4) Strengthen the area to restore muscle balance, strength, and to prevent re-injury –> strengthening.

It was important to start with  self massage as this is really the meat and potatoes of self treatment as an athlete.  From an injury standpoint, it’s a critical part of the healing process. When muscles are damaged they stiffen up and over time lose their elasticity and strength. The first part of healing, is to then  break up those restrictions and to release the muscle knots/spasms. This helps to decrease pain and inflammation by allowing the muscle to return to it’s normal resting length. From here you can then work on restoring strength and function. Self massage is also extremely helpful as a preventative measure as you will be able to minimize muscle breakdown by maintaining normal mobility. Muscles work by contracting and relaxing. Muscles that become stuck in that tight position over time, lose their ability to relax and be stretched. That’s when they become open to injury- when they are unable to handle the load placed upon them either by releasing stored up energy (relaxing) or accomodating increased strain (stretching).
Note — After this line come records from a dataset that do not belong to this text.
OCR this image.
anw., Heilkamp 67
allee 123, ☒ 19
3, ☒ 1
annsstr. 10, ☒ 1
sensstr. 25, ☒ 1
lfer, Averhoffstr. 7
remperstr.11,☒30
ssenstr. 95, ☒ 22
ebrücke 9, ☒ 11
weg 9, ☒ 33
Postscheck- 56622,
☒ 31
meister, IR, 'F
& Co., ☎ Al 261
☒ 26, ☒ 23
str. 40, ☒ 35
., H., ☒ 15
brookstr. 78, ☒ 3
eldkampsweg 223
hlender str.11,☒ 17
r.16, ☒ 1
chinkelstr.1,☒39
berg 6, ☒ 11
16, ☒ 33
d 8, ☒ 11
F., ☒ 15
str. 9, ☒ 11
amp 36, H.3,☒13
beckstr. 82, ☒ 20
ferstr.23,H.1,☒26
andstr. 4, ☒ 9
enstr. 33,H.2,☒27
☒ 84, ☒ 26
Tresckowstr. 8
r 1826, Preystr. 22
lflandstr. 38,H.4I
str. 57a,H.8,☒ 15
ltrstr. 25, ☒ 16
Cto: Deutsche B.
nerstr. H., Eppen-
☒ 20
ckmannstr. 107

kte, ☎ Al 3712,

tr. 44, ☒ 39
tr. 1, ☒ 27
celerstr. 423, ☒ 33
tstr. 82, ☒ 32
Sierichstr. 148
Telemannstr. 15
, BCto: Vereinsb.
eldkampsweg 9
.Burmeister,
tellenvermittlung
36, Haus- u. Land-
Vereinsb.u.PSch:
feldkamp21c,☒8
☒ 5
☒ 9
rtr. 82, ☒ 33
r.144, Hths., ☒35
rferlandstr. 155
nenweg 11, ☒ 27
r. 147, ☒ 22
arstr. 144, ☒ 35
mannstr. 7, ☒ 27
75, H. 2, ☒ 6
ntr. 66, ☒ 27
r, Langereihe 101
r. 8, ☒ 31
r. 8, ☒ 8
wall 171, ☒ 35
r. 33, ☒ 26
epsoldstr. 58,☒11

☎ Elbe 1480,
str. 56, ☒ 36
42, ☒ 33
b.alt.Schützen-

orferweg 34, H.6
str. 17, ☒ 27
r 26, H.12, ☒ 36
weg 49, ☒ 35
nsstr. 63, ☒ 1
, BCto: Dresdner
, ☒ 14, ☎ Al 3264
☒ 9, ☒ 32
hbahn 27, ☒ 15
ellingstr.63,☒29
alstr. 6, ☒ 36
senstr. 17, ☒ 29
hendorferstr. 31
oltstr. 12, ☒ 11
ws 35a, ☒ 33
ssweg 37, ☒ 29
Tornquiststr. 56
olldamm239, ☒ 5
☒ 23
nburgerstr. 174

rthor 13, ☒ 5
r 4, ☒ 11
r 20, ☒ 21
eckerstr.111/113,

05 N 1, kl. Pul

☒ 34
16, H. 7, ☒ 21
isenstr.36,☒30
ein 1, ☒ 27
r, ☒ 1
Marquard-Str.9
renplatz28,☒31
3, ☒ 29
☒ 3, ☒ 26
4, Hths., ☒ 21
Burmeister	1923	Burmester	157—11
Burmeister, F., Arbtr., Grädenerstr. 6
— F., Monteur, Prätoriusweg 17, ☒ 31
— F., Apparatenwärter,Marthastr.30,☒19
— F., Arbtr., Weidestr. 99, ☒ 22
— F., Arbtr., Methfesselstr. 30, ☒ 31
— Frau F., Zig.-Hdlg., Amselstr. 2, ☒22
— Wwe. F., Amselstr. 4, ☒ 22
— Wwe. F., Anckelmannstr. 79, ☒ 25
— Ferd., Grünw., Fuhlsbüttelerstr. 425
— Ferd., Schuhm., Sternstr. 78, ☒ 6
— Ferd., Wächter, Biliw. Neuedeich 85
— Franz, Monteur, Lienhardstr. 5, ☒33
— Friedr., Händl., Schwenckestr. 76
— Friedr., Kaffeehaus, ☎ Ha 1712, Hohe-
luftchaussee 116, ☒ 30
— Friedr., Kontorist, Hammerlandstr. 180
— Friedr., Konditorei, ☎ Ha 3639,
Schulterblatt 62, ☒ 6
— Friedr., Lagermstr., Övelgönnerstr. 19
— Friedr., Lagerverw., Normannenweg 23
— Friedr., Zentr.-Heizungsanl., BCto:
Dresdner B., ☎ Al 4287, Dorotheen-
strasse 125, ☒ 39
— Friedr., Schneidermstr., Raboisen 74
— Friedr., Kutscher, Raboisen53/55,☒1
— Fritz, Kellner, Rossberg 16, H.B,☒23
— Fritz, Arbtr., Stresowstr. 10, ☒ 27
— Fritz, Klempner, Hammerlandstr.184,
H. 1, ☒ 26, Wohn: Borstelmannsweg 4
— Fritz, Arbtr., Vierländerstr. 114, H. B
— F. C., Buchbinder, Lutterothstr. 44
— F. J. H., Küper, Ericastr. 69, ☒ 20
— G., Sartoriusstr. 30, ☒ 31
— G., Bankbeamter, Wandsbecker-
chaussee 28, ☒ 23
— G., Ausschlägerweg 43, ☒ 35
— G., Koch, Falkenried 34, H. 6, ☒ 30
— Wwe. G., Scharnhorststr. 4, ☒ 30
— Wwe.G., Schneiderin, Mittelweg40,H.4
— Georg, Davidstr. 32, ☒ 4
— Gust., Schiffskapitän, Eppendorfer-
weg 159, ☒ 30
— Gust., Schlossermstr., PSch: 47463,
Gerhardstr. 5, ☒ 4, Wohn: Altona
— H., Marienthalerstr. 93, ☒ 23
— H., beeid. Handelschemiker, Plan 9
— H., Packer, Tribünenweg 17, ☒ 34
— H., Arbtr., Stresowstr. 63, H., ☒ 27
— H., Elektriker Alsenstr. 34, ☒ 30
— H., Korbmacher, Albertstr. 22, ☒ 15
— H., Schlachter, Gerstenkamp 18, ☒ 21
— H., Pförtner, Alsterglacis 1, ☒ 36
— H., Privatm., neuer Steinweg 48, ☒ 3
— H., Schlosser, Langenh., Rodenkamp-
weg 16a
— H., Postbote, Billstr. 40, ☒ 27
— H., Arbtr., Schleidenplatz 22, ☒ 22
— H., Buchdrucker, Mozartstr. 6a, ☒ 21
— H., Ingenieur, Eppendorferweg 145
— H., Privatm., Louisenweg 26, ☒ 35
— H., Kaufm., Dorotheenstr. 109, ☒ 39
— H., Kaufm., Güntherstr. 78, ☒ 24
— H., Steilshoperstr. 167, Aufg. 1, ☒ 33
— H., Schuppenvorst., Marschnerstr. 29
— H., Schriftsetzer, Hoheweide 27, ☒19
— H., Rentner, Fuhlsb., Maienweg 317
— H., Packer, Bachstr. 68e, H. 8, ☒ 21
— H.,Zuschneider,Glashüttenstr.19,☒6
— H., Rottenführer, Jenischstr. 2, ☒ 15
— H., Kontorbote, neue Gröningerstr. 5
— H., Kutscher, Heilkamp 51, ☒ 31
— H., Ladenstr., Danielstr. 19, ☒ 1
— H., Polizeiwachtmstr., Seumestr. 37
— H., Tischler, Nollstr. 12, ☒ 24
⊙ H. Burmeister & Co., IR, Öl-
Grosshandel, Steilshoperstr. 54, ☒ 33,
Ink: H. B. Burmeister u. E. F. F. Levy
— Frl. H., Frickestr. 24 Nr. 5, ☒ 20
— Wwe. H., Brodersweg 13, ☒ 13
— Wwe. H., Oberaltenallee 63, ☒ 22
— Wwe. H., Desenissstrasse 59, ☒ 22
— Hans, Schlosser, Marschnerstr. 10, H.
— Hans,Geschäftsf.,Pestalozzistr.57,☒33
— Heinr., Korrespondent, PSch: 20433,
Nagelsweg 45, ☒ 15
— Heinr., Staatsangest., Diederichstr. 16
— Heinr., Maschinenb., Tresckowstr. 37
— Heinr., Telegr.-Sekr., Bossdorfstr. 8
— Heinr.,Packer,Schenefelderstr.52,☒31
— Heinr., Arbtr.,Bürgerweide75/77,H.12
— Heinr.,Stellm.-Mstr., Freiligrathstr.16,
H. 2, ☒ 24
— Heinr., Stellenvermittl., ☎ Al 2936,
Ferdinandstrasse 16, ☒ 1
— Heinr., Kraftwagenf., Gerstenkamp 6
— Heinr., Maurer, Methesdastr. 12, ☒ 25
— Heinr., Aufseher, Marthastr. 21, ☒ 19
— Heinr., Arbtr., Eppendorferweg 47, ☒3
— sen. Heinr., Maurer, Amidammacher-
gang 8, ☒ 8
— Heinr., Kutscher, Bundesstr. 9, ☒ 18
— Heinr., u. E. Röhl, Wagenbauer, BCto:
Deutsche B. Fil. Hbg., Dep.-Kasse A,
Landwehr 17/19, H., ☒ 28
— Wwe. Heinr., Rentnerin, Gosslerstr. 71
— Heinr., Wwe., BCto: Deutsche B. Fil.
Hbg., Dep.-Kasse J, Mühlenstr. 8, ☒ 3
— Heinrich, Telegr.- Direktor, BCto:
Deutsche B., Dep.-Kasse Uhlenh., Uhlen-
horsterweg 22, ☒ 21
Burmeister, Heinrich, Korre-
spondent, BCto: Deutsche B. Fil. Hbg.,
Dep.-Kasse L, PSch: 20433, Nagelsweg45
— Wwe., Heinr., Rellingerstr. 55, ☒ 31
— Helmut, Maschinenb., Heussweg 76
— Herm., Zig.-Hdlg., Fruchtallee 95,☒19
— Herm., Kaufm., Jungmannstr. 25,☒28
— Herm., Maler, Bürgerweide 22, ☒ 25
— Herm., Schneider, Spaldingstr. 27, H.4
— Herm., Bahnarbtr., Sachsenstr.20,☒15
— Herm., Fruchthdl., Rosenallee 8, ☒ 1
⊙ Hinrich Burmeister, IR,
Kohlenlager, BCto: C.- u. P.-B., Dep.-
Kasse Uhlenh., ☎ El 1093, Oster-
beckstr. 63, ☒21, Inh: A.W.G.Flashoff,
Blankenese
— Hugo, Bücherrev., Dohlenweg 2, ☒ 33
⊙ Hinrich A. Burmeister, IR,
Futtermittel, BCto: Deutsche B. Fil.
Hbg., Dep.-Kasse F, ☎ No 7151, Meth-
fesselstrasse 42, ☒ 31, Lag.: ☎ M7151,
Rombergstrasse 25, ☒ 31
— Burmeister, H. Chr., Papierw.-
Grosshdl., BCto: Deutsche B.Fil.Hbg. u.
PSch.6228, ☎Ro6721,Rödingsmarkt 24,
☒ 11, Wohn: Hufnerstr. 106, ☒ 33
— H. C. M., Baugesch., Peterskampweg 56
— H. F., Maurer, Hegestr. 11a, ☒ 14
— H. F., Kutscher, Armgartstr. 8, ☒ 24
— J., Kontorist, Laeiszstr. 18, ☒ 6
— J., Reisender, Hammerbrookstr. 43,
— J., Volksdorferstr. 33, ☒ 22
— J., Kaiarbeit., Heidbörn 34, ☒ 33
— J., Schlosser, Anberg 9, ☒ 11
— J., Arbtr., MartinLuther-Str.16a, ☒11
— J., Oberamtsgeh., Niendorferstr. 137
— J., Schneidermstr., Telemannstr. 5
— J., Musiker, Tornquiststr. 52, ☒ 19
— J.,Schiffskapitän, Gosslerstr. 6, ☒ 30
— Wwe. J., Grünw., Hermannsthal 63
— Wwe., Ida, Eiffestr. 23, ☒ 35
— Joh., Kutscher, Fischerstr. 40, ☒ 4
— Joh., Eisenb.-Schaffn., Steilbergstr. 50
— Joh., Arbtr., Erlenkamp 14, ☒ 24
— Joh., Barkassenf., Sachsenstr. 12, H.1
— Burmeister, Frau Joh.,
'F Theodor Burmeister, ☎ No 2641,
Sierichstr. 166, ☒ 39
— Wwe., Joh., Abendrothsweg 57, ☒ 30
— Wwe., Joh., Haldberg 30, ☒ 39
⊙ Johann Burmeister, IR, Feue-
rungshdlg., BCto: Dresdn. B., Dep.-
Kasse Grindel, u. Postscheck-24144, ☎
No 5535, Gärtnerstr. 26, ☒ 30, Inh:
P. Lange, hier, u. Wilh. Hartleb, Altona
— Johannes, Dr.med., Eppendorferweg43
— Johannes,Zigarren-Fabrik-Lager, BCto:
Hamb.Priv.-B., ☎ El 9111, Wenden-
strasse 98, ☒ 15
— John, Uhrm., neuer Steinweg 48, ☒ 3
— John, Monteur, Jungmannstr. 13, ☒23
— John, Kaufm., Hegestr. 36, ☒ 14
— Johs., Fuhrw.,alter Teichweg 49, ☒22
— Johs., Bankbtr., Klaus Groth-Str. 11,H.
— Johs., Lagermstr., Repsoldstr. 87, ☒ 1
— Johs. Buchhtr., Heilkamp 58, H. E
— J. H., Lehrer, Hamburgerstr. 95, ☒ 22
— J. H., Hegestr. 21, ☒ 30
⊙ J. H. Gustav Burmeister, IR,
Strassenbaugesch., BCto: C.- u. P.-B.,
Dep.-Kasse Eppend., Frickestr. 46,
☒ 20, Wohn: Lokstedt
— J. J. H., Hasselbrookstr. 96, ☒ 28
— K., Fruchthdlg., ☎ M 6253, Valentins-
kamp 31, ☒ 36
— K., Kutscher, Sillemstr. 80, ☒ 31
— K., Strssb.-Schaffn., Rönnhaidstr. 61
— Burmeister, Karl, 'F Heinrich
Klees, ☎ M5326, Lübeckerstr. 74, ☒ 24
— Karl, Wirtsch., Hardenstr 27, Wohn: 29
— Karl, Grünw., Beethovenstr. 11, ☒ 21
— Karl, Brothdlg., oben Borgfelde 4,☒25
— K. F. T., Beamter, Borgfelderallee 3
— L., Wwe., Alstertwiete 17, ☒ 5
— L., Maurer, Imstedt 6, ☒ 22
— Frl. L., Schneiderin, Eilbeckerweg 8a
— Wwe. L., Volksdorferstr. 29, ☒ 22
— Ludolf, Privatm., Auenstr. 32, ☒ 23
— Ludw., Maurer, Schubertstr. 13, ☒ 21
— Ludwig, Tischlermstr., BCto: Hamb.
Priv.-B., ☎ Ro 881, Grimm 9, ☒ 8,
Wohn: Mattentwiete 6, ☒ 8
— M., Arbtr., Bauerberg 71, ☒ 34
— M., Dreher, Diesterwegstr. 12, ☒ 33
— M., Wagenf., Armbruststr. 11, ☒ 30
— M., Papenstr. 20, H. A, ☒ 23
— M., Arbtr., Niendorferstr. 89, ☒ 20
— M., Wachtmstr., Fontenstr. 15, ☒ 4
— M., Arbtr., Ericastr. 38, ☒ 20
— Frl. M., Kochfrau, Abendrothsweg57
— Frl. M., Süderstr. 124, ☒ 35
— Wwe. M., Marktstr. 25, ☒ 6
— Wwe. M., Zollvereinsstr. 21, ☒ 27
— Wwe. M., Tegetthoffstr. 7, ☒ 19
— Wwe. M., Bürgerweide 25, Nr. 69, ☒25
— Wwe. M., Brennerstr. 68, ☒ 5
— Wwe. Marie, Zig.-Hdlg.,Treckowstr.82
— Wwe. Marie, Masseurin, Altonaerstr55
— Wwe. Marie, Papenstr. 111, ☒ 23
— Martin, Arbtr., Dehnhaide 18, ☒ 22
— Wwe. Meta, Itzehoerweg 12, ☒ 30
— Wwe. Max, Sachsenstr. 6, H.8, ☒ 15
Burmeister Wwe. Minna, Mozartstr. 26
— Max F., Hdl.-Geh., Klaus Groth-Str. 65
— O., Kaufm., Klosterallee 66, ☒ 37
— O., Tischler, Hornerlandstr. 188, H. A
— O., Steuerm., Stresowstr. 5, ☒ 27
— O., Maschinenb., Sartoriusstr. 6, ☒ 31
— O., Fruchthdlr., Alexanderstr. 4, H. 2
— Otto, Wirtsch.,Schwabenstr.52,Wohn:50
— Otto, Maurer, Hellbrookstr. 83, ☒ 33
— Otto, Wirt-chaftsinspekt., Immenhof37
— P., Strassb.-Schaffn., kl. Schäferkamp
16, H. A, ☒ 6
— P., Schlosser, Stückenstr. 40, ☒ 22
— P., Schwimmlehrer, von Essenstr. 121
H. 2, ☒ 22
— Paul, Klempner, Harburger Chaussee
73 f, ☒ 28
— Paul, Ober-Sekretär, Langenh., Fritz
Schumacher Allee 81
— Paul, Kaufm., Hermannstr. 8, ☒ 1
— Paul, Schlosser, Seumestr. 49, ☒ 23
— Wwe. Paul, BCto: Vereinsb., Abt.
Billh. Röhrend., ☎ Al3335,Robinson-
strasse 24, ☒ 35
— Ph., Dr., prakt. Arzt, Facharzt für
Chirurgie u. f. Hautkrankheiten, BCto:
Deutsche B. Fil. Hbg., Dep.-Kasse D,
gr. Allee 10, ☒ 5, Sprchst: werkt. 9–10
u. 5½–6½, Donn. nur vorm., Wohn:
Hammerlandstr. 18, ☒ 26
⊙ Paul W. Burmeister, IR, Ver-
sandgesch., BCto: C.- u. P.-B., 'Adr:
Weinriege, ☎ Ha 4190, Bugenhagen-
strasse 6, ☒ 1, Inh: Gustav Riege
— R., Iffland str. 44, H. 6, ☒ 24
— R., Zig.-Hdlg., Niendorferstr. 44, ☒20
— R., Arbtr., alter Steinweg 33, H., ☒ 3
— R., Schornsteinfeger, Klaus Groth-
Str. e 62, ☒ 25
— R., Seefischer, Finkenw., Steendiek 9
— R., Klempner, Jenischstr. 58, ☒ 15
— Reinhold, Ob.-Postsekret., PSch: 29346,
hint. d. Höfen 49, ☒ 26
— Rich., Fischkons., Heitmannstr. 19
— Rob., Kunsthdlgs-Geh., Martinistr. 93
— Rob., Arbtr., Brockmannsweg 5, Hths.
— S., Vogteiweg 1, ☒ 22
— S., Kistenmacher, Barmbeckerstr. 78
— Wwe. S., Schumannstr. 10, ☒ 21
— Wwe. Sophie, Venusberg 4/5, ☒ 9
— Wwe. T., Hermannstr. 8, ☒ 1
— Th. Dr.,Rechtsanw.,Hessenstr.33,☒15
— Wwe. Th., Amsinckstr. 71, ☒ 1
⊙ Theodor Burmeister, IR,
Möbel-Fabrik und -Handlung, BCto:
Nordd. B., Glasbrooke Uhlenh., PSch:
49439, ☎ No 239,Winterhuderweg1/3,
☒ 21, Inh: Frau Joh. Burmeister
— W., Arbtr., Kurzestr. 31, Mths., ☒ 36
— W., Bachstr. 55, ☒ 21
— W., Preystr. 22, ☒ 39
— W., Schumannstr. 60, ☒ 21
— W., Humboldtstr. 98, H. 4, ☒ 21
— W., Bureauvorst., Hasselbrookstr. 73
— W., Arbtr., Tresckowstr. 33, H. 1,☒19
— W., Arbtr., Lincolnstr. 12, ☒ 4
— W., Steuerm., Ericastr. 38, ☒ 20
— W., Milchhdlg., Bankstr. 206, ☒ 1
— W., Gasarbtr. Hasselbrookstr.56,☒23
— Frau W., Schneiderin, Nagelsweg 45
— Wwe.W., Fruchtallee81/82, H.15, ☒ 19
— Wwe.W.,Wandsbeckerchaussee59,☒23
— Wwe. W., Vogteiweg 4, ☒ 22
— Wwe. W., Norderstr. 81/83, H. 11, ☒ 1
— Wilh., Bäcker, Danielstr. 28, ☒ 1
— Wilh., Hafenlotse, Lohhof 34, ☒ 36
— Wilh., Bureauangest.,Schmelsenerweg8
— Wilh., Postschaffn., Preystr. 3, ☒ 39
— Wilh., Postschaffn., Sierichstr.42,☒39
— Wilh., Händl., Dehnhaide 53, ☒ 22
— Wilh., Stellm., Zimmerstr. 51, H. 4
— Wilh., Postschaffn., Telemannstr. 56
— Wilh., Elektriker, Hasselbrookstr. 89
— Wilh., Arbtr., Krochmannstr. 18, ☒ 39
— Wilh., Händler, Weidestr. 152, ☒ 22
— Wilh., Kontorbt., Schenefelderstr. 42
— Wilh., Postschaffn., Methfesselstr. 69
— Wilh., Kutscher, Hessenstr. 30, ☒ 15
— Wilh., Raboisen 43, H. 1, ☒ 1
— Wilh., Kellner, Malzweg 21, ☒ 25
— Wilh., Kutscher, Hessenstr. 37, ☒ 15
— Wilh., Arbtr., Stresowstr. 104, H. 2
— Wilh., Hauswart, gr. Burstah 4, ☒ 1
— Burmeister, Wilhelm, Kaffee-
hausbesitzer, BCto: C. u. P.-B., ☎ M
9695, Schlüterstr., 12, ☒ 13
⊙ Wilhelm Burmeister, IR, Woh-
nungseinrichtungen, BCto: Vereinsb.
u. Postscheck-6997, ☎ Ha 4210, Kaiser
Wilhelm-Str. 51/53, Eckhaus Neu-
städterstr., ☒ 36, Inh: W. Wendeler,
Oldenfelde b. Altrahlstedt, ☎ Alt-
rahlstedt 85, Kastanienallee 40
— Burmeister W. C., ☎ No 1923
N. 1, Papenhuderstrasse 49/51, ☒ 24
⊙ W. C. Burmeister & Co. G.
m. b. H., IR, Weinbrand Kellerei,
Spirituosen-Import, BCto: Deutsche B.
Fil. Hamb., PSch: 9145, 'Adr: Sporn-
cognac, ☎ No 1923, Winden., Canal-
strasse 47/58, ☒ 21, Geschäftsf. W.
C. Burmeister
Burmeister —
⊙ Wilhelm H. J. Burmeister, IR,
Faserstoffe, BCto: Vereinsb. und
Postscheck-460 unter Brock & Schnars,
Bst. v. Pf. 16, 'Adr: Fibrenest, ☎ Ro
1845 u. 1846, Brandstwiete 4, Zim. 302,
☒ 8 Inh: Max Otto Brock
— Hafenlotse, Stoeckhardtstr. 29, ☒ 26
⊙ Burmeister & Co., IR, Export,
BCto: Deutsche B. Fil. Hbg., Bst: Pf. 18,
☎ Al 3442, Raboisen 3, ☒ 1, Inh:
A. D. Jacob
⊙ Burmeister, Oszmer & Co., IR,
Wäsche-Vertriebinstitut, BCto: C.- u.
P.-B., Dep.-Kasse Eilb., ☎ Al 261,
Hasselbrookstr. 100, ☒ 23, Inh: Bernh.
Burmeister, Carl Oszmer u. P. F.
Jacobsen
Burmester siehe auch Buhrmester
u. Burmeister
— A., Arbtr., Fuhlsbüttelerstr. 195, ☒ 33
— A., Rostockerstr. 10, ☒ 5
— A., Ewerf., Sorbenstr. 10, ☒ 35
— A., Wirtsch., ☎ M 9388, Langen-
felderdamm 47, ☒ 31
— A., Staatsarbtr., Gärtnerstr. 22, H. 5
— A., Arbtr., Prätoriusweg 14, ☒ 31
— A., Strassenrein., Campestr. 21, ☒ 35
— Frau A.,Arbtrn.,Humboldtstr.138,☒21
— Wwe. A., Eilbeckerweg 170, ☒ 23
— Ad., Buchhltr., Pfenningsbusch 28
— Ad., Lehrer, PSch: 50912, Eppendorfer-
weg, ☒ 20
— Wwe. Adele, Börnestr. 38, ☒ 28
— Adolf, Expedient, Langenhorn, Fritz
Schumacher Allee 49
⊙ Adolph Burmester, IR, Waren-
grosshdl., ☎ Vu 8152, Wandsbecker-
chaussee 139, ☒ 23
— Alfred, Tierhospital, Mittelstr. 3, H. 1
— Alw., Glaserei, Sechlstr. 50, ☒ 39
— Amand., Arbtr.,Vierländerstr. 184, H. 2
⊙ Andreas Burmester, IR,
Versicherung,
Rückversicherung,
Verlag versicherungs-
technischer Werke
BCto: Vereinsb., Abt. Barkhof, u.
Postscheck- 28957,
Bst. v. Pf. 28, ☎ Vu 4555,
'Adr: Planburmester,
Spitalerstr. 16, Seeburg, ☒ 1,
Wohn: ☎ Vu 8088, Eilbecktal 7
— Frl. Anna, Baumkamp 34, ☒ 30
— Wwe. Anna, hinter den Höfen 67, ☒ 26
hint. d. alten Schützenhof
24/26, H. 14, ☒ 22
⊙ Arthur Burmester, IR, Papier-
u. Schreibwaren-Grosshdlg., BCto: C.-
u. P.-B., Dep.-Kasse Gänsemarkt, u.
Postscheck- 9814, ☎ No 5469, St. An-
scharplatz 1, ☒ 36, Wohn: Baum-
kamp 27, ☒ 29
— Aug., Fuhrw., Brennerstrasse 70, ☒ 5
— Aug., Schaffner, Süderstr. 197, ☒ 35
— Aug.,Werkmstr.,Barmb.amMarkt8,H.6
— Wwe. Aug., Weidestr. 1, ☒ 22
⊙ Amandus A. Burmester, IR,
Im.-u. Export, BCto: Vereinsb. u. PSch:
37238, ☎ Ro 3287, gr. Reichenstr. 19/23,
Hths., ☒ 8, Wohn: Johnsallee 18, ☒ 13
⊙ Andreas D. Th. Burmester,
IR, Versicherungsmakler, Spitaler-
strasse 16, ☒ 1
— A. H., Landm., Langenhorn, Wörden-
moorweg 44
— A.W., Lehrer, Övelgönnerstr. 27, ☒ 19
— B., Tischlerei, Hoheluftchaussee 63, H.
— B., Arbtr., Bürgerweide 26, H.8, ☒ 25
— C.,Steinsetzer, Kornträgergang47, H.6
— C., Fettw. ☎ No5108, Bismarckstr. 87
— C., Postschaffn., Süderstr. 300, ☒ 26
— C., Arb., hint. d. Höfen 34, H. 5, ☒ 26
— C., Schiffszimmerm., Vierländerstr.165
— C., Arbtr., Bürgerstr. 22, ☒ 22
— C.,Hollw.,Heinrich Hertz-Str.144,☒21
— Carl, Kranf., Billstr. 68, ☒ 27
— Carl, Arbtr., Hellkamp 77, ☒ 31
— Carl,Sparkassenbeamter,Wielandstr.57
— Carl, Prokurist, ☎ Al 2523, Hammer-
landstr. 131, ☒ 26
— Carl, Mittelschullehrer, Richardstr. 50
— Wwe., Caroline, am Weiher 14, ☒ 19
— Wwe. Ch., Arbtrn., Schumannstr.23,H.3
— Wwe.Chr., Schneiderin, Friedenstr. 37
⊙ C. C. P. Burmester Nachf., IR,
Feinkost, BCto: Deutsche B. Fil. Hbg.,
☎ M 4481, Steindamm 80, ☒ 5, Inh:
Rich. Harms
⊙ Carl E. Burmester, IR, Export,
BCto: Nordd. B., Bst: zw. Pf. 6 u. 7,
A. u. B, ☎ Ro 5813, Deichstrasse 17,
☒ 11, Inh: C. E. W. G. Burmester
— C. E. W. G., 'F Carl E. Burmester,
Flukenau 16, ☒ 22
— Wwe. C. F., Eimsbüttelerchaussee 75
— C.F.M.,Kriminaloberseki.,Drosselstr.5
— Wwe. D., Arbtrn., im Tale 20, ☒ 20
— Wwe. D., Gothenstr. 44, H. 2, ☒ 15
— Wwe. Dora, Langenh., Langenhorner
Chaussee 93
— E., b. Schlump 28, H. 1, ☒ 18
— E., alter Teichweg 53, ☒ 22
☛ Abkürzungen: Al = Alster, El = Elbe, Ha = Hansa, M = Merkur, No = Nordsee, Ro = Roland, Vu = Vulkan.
An added bonus of starting with self massage was the chance to show you what muscles were important and where they are. That’s half the battle right there- accurately working on what’s injured. If you take away only one thing from this site it should be this- muscles work in pairs. Work both sides and you’ll be doing far more good than if you just focused on what hurt. For example- sore and tired quad?? work both it and your hamstrings for best results. :)

So now what??

Now that the actual adhesions and muscle knots are loosening up, what’s the next step? Stretching. In our next series, we’ll be moving back through the same 17 regions we just discussed and going through the different ways to stretch out that area. Getting rid of the restrictions is only half the problem. Now you have to maintain that mobility so the muscle can reset it’s resting length and tension. Injured muscles want to stay in that shortened position with increased tension to prevent any further damage from occurring. Muscle massage will help this, but stretching will help restore and maintain that full mobility. We’ll also be discussing joint mobility during this series. Sometimes the problem isn’t the muscles. Sometimes it’s that the joint itself is restricted and preventing the muscle from working to it’s full potential.

Here’s what to expect:

Part 2 - Stretching Series

What: This series is designed to teach stretching protocols for each of the major muscle groups. Due to the flexibility variations present in athletes, each protocol will be presented with beginner, intermediate, and advanced options.

What you can expect in each installment: 1) pictures and detailed directions for each stretch, 2) guidance on how to progress through the beginner, intermediate, and advanced options, and 3) guidance on where joint mobility plays a role and how to work on/improve it at home.

The order: 1) Calf (gastroc, soleus, post tib), 2) Posterior Thigh (hamstrings), 3) Posterior Hip (Glutes, Piriformis, External Rotators), 4) Lateral Hip (Glute Med, TFL, ITB), 5) Anterior Hip (Psoas, Iliacus, Sartorious, Pectineus), 6 ) Quads, 7 ) Adductors, 8 ) Anterior/Lateral lower leg (anterior tib, peroneals, top of the foot), 9 ) Foot (Plantar Fascia + big toe), 10 ) Low Back, 11 ) Mid-Back (thoracic spine), 12 ) Neck, 13 ) Shoulder (anterior/front), 14) Shoulder (posterior/back), 15 ) Upper Arm (biceps and triceps), 16 ) Elbow/Forearm, 17) Hand.